Milhões estão sendo empurrados de volta para a linha da pobreza à medida que a Covid-19 reverte décadas de progresso econômico
Homem usa máscara facial como medida preventiva contra a propagação do coronavirius em Manila, março de 2020. Foto: AFP / Maria Tan

As taxas de pobreza no Sudeste Asiático aumentarão pela primeira vez em quase duas décadas, à medida que a crise econômica induzida pela pandemia faz com que a maioria dos países regionais contraia, e não cresça, em 2020.

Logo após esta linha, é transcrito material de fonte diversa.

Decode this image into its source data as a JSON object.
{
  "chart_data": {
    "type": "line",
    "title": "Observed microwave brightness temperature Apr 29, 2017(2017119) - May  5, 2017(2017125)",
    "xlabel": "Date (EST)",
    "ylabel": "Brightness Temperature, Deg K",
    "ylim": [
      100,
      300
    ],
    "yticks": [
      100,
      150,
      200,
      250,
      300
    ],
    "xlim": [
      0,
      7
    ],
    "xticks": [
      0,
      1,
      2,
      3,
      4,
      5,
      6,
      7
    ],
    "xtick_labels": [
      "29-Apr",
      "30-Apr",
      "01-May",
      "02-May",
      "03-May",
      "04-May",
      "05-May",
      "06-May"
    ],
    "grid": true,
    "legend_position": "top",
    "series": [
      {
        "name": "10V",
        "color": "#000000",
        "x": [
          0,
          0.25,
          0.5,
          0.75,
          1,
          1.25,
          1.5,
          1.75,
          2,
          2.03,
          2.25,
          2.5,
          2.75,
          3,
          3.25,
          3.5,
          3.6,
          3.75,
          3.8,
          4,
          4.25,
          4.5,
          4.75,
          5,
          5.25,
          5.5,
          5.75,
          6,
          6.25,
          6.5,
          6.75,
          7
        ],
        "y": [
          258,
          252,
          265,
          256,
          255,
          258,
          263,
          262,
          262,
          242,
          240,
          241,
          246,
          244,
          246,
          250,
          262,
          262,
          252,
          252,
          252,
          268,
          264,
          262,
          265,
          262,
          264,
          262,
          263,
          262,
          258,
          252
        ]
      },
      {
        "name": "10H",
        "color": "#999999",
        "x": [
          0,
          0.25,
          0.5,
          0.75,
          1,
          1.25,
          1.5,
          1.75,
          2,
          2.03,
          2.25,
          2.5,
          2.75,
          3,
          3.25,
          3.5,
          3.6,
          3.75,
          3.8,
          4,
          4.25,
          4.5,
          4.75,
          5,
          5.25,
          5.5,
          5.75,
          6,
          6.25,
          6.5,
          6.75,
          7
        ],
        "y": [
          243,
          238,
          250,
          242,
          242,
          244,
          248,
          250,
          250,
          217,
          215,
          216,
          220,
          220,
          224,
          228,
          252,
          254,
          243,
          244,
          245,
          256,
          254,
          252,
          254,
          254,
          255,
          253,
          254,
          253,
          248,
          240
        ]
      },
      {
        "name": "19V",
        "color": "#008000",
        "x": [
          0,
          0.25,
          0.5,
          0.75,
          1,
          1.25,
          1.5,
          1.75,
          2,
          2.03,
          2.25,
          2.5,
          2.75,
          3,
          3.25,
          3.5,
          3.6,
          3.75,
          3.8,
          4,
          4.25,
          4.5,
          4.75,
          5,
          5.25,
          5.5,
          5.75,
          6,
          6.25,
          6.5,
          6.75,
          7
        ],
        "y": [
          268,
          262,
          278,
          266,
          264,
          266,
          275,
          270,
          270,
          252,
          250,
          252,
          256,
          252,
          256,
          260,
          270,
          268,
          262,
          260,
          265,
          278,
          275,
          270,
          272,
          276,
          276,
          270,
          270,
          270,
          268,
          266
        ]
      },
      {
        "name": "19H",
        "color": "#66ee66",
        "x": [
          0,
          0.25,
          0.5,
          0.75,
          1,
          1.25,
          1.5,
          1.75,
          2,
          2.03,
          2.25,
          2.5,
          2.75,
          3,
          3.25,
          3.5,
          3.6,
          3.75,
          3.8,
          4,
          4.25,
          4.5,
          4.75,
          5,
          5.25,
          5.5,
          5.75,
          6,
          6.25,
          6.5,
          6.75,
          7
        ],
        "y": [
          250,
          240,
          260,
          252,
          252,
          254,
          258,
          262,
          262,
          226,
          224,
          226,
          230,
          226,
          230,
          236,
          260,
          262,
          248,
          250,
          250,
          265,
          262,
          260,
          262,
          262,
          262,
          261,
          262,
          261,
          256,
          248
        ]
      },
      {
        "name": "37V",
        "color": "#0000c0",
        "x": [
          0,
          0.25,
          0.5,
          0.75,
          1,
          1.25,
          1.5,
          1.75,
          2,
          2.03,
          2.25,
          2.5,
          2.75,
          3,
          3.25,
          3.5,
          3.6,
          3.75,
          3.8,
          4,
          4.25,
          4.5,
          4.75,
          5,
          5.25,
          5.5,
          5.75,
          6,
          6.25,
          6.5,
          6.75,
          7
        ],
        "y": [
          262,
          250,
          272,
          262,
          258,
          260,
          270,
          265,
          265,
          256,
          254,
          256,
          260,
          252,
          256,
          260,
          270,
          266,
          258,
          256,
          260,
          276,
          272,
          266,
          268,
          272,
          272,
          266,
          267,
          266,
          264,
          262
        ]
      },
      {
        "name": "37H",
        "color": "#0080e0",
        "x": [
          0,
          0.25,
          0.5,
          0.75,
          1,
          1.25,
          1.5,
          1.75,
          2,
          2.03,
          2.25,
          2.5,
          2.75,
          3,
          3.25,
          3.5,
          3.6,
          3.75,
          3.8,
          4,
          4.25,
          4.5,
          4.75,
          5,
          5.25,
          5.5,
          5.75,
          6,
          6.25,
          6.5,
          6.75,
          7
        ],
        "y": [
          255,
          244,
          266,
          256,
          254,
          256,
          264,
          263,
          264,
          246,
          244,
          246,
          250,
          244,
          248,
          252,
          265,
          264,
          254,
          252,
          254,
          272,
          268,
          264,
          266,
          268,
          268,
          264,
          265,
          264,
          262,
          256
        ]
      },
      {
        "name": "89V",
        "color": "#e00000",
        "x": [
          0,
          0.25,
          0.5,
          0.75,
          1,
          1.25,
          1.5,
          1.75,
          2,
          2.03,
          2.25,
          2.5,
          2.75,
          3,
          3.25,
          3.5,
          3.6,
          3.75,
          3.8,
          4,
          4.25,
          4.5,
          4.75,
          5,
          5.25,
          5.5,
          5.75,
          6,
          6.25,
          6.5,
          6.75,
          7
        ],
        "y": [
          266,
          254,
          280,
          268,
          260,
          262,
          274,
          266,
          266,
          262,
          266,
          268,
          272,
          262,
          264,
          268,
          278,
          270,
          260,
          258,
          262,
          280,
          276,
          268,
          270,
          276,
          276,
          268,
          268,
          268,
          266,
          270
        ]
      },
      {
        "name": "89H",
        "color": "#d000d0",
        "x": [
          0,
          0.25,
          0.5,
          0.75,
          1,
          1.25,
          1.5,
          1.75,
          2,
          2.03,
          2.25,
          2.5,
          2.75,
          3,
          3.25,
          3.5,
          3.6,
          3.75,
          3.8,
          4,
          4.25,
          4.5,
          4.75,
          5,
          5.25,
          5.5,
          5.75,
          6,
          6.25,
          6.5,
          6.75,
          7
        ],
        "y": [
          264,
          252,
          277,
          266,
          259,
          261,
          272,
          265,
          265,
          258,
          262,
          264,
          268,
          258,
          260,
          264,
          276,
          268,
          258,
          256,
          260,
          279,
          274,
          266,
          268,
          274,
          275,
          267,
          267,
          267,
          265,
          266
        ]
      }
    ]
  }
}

Se a economia do Sudeste Asiático sofrer uma contração de 5% este ano, um cenário otimista por algumas projeções, o colapso pode levar cerca de 15 milhões de pessoas na região à pobreza, disse Kaveh Zahedi, secretário executivo adjunto da Comissão Econômica e Social da ONU para a Ásia e o Pacífico.

A pandemia causou um número sem precedentes de perdas de empregos na história recente da região, enquanto muitos daqueles que mantiveram empregos remunerados tiveram seus ganhos diminuindo. A falta de terra e a desnutrição, por sua vez, estão mais uma vez nas manchetes da região.

“Doenças, insegurança alimentar, perda de empregos e fechamentos de escolas podem levar a perdas de saúde e aprendizagem que podem durar por toda a vida. Os pobres ficarão desproporcionalmente desproporcionais devido ao pior acesso a hospitais, escolas, empregos e finanças ”, afirma um relatório recente do Banco Mundial sobre as taxas de pobreza induzida por pandemia.

Uma atualização econômica do Banco Mundial neste mês estima que mais de 80% das famílias em Mianmar perderam rendimentos este ano. Quase 80% dos cambojanos e indonésios sofreram uma queda nos ganhos, disse o mesmo relatório.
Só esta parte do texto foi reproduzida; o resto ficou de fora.